12. Mr. Jethmalani, the learned Counsel for the complainant, tried to contend that it is desirable that the Judge or the Magistrate should invariably make it a point to view the place and that such a view is, in law, part of evidence. Ha has drawn my attention to the observations of the Judicial Committee of the Privy Council in Karamat v. The Queen (1956) AC 256, to the effect that a 'view' is part of the evidence and it is in substitution for or supplemental to plans, photographs and the like. That decision was based on the provisions of Section 44 of the Criminal Law (Procedure) Ordinance of British Guiana which inter alia provide that if the Judge considers it to be in the interest of justice, he may direct that the jury have a view of any place, person or thing connected with the case upon the terms and conditions which seem to him proper. It is also provided that the practice and procedure in criminal trials, including the practice and procedure relating to juries, should conform as nearly as possible to that which obtains in England. The said observations of the Judicial Committee of the Privy Council cannot apply here in view of the clear wording of Section 539-B of the Code of Criminal Procedure. It is, therefore, not possible to accept the submission of Mr. Jethmalani that a 'view' by the Judge should be treated as part of evidence.

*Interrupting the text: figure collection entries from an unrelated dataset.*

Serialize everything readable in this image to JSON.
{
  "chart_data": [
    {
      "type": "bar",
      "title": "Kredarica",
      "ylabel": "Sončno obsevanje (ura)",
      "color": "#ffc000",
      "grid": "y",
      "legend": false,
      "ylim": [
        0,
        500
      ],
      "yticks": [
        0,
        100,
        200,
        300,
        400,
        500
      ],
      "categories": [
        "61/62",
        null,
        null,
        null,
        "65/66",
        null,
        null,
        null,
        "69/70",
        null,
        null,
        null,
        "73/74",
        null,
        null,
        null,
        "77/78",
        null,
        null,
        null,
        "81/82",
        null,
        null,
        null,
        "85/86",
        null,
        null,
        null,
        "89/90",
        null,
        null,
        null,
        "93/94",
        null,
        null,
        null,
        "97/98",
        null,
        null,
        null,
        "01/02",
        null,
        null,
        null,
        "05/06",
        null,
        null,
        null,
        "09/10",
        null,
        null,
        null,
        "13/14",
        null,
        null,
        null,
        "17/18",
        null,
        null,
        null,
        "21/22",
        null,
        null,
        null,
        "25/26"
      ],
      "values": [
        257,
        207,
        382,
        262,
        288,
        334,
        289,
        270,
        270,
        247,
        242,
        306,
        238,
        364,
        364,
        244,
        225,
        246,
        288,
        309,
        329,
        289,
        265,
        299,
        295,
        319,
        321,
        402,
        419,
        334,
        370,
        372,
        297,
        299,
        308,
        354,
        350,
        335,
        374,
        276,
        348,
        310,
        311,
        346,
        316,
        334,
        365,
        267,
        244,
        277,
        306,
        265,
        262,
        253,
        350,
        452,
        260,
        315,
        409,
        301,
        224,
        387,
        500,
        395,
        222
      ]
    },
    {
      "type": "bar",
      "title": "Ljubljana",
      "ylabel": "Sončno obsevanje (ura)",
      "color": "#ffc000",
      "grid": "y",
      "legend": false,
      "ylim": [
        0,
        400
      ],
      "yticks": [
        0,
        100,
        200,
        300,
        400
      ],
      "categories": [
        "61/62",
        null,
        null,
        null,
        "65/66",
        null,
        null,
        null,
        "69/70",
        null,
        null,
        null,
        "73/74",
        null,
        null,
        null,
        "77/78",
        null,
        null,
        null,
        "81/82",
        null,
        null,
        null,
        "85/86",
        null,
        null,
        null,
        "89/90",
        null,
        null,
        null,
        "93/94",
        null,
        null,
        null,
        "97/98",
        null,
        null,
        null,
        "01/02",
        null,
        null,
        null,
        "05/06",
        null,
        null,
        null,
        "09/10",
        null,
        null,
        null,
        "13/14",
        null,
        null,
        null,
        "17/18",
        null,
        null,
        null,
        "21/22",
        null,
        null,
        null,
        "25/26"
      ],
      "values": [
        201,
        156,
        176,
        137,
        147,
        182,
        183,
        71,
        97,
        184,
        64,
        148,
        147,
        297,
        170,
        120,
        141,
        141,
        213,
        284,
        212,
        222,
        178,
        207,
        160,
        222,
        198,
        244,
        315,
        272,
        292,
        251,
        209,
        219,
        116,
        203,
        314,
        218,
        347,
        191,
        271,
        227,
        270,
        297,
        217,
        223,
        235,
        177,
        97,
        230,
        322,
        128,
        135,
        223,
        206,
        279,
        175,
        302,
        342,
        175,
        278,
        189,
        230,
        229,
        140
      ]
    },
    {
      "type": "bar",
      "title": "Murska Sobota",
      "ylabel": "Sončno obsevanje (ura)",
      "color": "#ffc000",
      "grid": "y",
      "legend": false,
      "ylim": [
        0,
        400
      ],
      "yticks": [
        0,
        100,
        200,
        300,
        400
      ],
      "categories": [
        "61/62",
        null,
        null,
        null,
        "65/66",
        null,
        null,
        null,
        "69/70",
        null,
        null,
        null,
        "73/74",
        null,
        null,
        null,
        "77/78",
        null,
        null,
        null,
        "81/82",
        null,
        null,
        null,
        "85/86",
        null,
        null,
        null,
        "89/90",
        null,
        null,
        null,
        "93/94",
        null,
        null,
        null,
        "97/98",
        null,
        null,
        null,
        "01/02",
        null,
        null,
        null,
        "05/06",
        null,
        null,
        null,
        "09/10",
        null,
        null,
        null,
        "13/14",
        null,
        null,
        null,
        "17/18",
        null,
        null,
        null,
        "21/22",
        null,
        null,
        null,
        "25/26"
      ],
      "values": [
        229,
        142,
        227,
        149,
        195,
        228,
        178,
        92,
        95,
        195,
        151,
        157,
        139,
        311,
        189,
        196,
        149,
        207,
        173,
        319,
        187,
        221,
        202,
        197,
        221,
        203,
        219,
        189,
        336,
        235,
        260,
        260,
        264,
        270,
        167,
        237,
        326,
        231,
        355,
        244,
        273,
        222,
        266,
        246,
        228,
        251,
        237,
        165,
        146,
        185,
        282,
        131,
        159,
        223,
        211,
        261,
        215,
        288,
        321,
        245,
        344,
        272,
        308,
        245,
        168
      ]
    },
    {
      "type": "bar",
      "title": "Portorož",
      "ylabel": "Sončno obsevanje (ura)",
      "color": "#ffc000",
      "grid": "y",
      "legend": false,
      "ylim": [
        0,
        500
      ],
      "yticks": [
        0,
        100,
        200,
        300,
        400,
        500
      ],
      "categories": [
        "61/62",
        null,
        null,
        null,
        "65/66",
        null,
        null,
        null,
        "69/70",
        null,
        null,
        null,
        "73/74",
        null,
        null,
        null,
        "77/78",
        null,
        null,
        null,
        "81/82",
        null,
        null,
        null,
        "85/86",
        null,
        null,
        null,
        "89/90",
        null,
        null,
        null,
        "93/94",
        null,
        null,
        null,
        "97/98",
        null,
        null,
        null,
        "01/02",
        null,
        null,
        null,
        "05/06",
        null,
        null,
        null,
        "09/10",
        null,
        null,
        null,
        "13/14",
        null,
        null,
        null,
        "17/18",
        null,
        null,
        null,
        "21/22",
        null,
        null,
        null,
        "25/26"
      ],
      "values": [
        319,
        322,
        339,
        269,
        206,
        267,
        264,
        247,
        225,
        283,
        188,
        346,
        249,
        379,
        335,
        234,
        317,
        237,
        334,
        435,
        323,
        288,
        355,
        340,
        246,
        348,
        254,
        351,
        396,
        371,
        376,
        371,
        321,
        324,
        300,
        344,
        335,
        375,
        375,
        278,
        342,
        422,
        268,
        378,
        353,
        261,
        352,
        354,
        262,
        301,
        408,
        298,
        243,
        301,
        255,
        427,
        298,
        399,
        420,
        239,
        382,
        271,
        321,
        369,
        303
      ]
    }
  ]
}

13. In this connection, a reference may be made to the decision of the Supreme Court in Pritam Singh v. State of Punjab : 1956CriLJ805 . The relevant observations would be found at p. 423 and they are as follows:
The learned Additional Sessions Judge...recorded his impression accordingly. This type of evidence was very strongly criticised by the learned Counsel for the appellants as real evidence which was not justified at all by the provisions of Section 539-B, Criminal P. C. or otherwise and it was urged that it was a matter which prejudiced the defence of the accused.

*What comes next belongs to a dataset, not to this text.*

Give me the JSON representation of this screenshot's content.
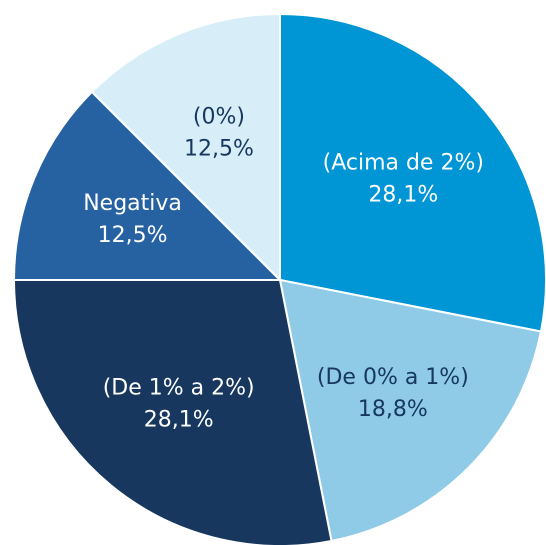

The learned Additional Sessions Judge was certainly not entitled to allow his view or observations to take the place of evidence because such view or observations of his could not be tested by cross-examination and the accused would certainly not be in a position to furnish any explanation in regard to the same.
It would, therefore, appear that the view by the Judge or the Magistrate cannot be allowed to take the place of evidence in view of the express provisions of Section 539-B. It is, therefore, not possible to give a larger scope to the powers of the Court under this section by treating the view by it as part of evidence. It can only be used for the limited purpose indicated above.
14. I do not think that the learned Magistrate has exceeded his powers in ordering the local inspection in this case. The learned Sessions Judge was, therefore, right in rejecting the revision application.
15. In the result, this revision application is rejected. Rule discharged.